/ UKC/UKH Winter Conditions Report - Ben Nevis 27th March 2014
It was very windy on Monday under a deep blue sky and lots of the fresh snow was blasted away. Tuesday was warmer with drizzle and light rain to the summit. A good frost on Wednesday morning and a calm dry, sunny day gave us a brilliant day for climbing and today was pretty good too with some gusty winds but staying cold.
We currently have no avalanche hazard. The snow is very hard above 800m and crust but stable below that. General snow cover starts at 650m or so and is extensive. There are some very big cornices around still but these are looking quite stable now. They would be very difficult to climb past however.
The great ridges are very snow and good to climb. Ledge Route is still continuous snow too. Castle Ridge (as always) is less snowy but good fun even so.
There are many classic ice climbs in great shape. Orion Direct and Astral Highway are very well formed as are many routes on Hadrian's Wall, Point Five Gully and Observatory Buttress. These all have cornices above though.
Italian Climb Right Hand has re-formed and has been climbed. Vanishing Gully has also iced up again but I don't know if it has been climbed. Most of the ice gullies in Coire na Ciste have big cornices at the top. I climbed Thompson's Route yesterday and Gremlins today though, both of which are excellent.
Number Three Gully and Number Four Gully now look passable. I don't think Number Two Gully will be climbable for a while due to the cornice.

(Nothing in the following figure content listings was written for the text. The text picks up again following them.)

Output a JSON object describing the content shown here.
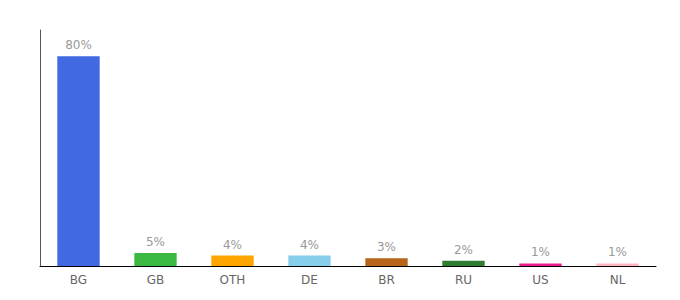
{
  "chart_data": {
    "type": "bar",
    "categories": [
      "BG",
      "GB",
      "OTH",
      "DE",
      "BR",
      "RU",
      "US",
      "NL"
    ],
    "values": [
      80,
      5,
      4,
      4,
      3,
      2,
      1,
      1
    ],
    "value_labels": [
      "80%",
      "5%",
      "4%",
      "4%",
      "3%",
      "2%",
      "1%",
      "1%"
    ],
    "colors": [
      "#4169E1",
      "#3CB943",
      "#FFA500",
      "#87CEEB",
      "#B8651A",
      "#2E7D32",
      "#E91E8C",
      "#FFB6C1"
    ],
    "ylim": [
      0,
      90
    ],
    "data_labels": true,
    "tick_labels": "x",
    "grid": false
  }
}
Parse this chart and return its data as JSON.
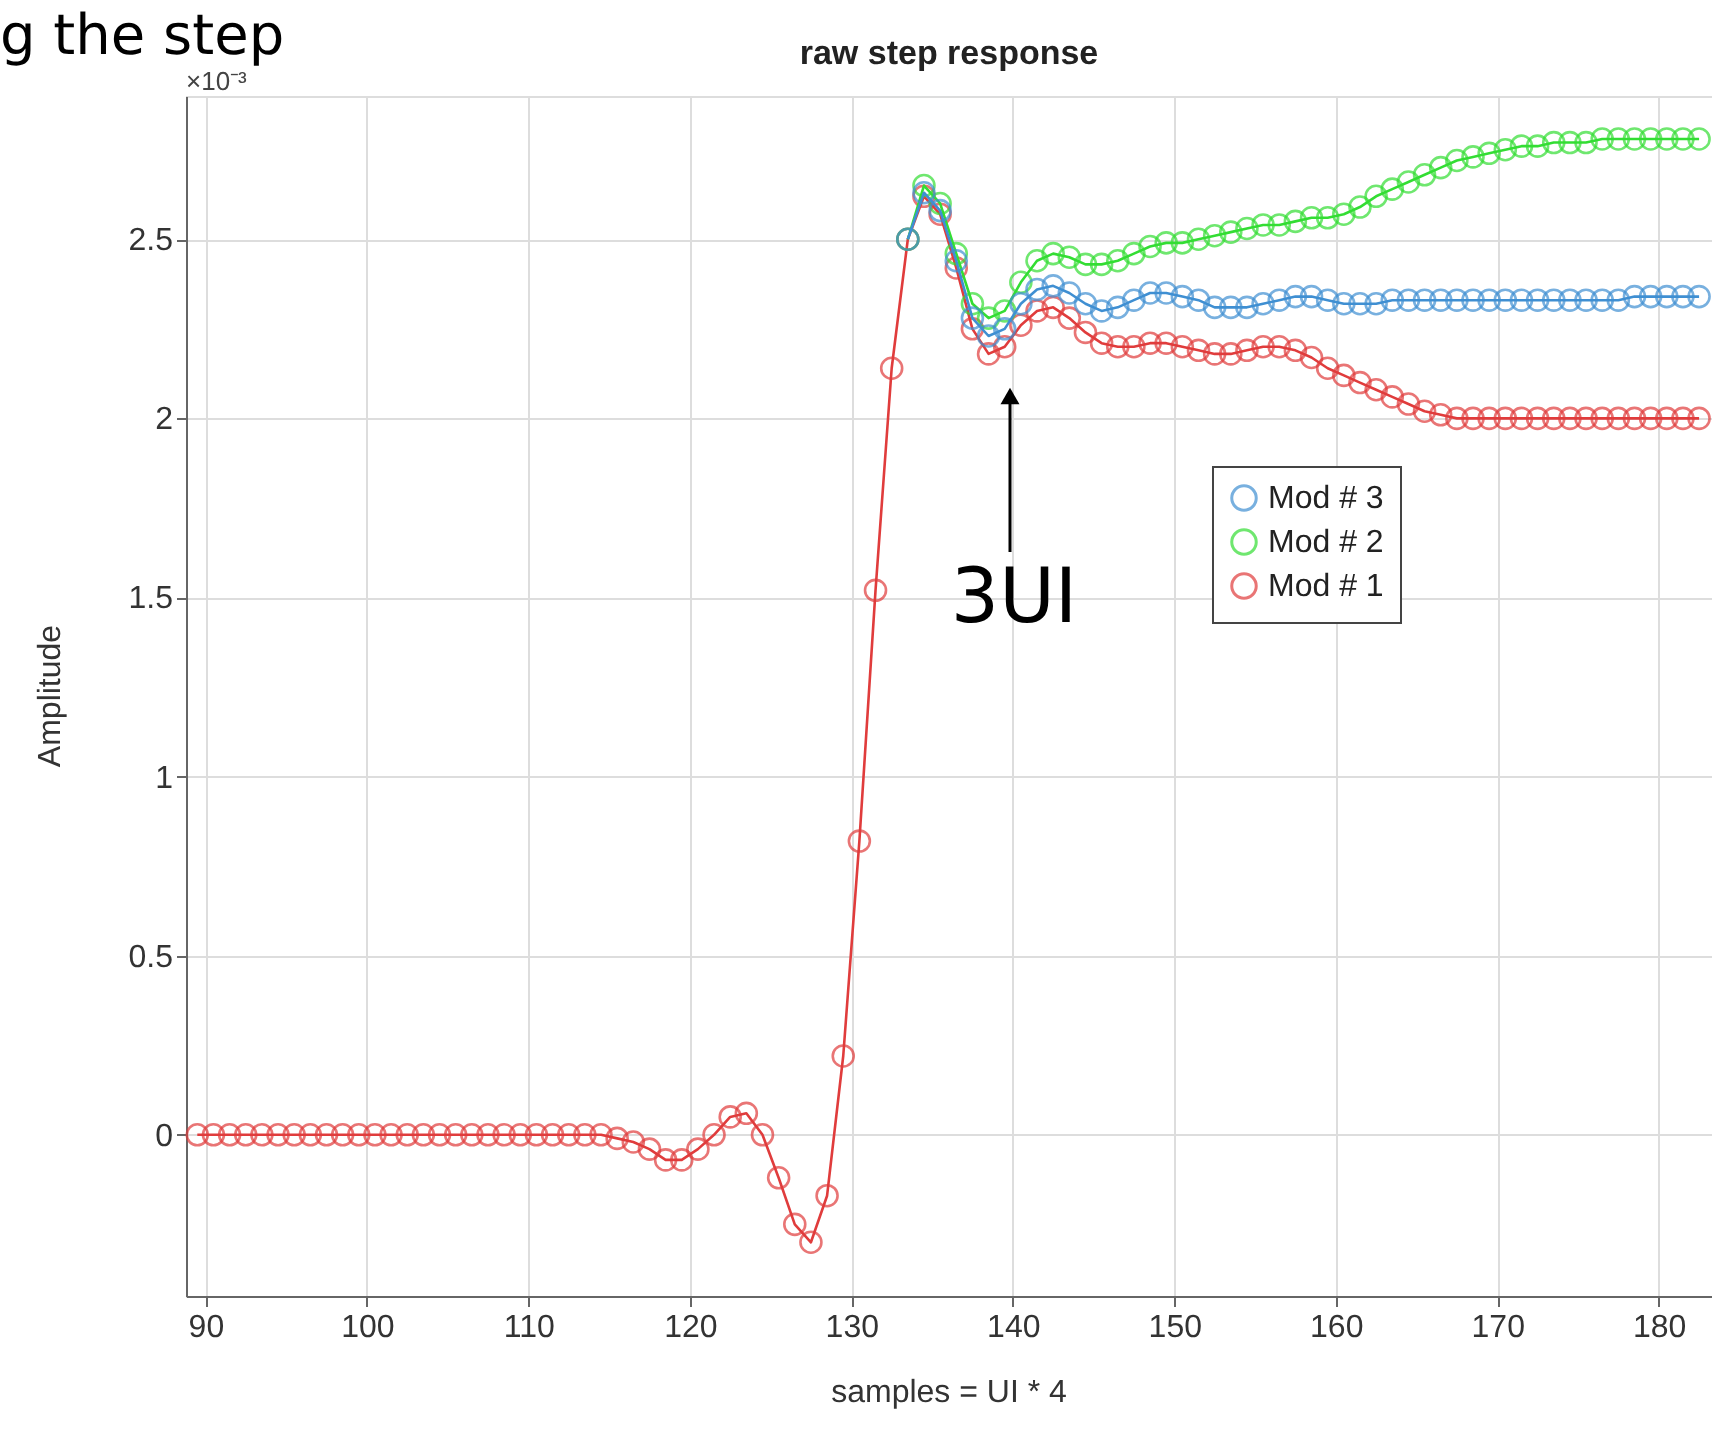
{
  "chart_data": {
    "type": "line",
    "title": "raw step response",
    "xlabel": "samples = UI * 4",
    "ylabel": "Amplitude",
    "x": [
      89.5,
      90.5,
      91.5,
      92.5,
      93.5,
      94.5,
      95.5,
      96.5,
      97.5,
      98.5,
      99.5,
      100.5,
      101.5,
      102.5,
      103.5,
      104.5,
      105.5,
      106.5,
      107.5,
      108.5,
      109.5,
      110.5,
      111.5,
      112.5,
      113.5,
      114.5,
      115.5,
      116.5,
      117.5,
      118.5,
      119.5,
      120.5,
      121.5,
      122.5,
      123.5,
      124.5,
      125.5,
      126.5,
      127.5,
      128.5,
      129.5,
      130.5,
      131.5,
      132.5,
      133.5,
      134.5,
      135.5,
      136.5,
      137.5,
      138.5,
      139.5,
      140.5,
      141.5,
      142.5,
      143.5,
      144.5,
      145.5,
      146.5,
      147.5,
      148.5,
      149.5,
      150.5,
      151.5,
      152.5,
      153.5,
      154.5,
      155.5,
      156.5,
      157.5,
      158.5,
      159.5,
      160.5,
      161.5,
      162.5,
      163.5,
      164.5,
      165.5,
      166.5,
      167.5,
      168.5,
      169.5,
      170.5,
      171.5,
      172.5,
      173.5,
      174.5,
      175.5,
      176.5,
      177.5,
      178.5,
      179.5,
      180.5,
      181.5,
      182.5
    ],
    "series": [
      {
        "name": "Mod # 3",
        "color": "#3f8fd2",
        "values": [
          null,
          null,
          null,
          null,
          null,
          null,
          null,
          null,
          null,
          null,
          null,
          null,
          null,
          null,
          null,
          null,
          null,
          null,
          null,
          null,
          null,
          null,
          null,
          null,
          null,
          null,
          null,
          null,
          null,
          null,
          null,
          null,
          null,
          null,
          null,
          null,
          null,
          null,
          null,
          null,
          null,
          null,
          null,
          null,
          2.5,
          2.63,
          2.58,
          2.44,
          2.28,
          2.23,
          2.25,
          2.32,
          2.36,
          2.37,
          2.35,
          2.32,
          2.3,
          2.31,
          2.33,
          2.35,
          2.35,
          2.34,
          2.33,
          2.31,
          2.31,
          2.31,
          2.32,
          2.33,
          2.34,
          2.34,
          2.33,
          2.32,
          2.32,
          2.32,
          2.33,
          2.33,
          2.33,
          2.33,
          2.33,
          2.33,
          2.33,
          2.33,
          2.33,
          2.33,
          2.33,
          2.33,
          2.33,
          2.33,
          2.33,
          2.34,
          2.34,
          2.34,
          2.34,
          2.34
        ]
      },
      {
        "name": "Mod # 2",
        "color": "#33dd33",
        "values": [
          null,
          null,
          null,
          null,
          null,
          null,
          null,
          null,
          null,
          null,
          null,
          null,
          null,
          null,
          null,
          null,
          null,
          null,
          null,
          null,
          null,
          null,
          null,
          null,
          null,
          null,
          null,
          null,
          null,
          null,
          null,
          null,
          null,
          null,
          null,
          null,
          null,
          null,
          null,
          null,
          null,
          null,
          null,
          null,
          2.5,
          2.65,
          2.6,
          2.46,
          2.32,
          2.28,
          2.3,
          2.38,
          2.44,
          2.46,
          2.45,
          2.43,
          2.43,
          2.44,
          2.46,
          2.48,
          2.49,
          2.49,
          2.5,
          2.51,
          2.52,
          2.53,
          2.54,
          2.54,
          2.55,
          2.56,
          2.56,
          2.57,
          2.59,
          2.62,
          2.64,
          2.66,
          2.68,
          2.7,
          2.72,
          2.73,
          2.74,
          2.75,
          2.76,
          2.76,
          2.77,
          2.77,
          2.77,
          2.78,
          2.78,
          2.78,
          2.78,
          2.78,
          2.78,
          2.78
        ]
      },
      {
        "name": "Mod # 1",
        "color": "#e03c3c",
        "values": [
          0,
          0,
          0,
          0,
          0,
          0,
          0,
          0,
          0,
          0,
          0,
          0,
          0,
          0,
          0,
          0,
          0,
          0,
          0,
          0,
          0,
          0,
          0,
          0,
          0,
          0,
          -0.01,
          -0.02,
          -0.04,
          -0.07,
          -0.07,
          -0.04,
          0.0,
          0.05,
          0.06,
          0.0,
          -0.12,
          -0.25,
          -0.3,
          -0.17,
          0.22,
          0.82,
          1.52,
          2.14,
          2.5,
          2.62,
          2.57,
          2.42,
          2.25,
          2.18,
          2.2,
          2.26,
          2.3,
          2.31,
          2.28,
          2.24,
          2.21,
          2.2,
          2.2,
          2.21,
          2.21,
          2.2,
          2.19,
          2.18,
          2.18,
          2.19,
          2.2,
          2.2,
          2.19,
          2.17,
          2.14,
          2.12,
          2.1,
          2.08,
          2.06,
          2.04,
          2.02,
          2.01,
          2.0,
          2.0,
          2.0,
          2.0,
          2.0,
          2.0,
          2.0,
          2.0,
          2.0,
          2.0,
          2.0,
          2.0,
          2.0,
          2.0,
          2.0,
          2.0
        ]
      }
    ],
    "xlim": [
      88.8,
      183.3
    ],
    "xticks": [
      90,
      100,
      110,
      120,
      130,
      140,
      150,
      160,
      170,
      180
    ],
    "ylim": [
      -0.45,
      2.9
    ],
    "yticks": [
      0,
      0.5,
      1,
      1.5,
      2,
      2.5
    ],
    "annotations": [
      "g the step",
      "×10⁻³",
      "3UI"
    ],
    "grid": true,
    "legend": "right",
    "marker": "circle",
    "line_style": "solid"
  }
}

So, there are several great ice climbs in good shape at the moment with no threat from cornices and very few people climbing them. There are very many more climbs with cornices at their tops.
Easterly winds seem set to stay with us through the weekend so it should be reasonable dry and cold.
cheers Mike, could you further up into observatory gully are there still monster cornices threatening indicator wall etc?
Cheers Mike, excellent update.
Great update Mike thanks. Point Five has finally appeared then. Very pleasing.
Yes, big cornices all along Indicator Wall unfortunately. Go and dig through the cornice before you climb the route!
surely that would count as artificial aid!
Many thanks for this update. Can you confirm that astral highway and Orion area are cornice free/small ones? I'm not sure if I'm reading that correctly or if they have big cornices above like hadrians. Heading up this weekend and hoping to get something done in the area.
Orion Direct was climbed successfully today. Hadrians Wall has had ascents in the last couple of days. Some pics on the blog from the last 3 days http://alanhalewood.blogspot.co.uk/2014/03/cracking-3-days-at-cic-hut-well-2-out.html
Many thanks for the info. Looking forward to getting out Sunday now. Have done Orion and Zero before so quite keen to get on one of the routes in that area that's quieter on the day. Reassuring to know people have found a way through the top in these areas. We'll crane our necks and hopefully find something that suits on the day:) thanks again
No worries. Do take care if it gets milder than expected. There is still stuff to come down (there is a crack behind the cornice overhanging the top of Green Gully for example) and the climbing has been good because we had a hard freeze. Lots of snow ice but maybe less water ice than at some times making screws harder to find placements for.
Will do. We were up on Cruachan last week hoping to descend into Coire chat for some climbing but mahoosive cornices above all the routes stopped us even thinking about descending the gully. Nice place for a workout wading through waste deep snow to the summit though:)
I was out on Thompon's Route today, which was in great condition. Amazingly Coire Na Ciste was empty, as everyone else seemed to be piling into Observatory Gully.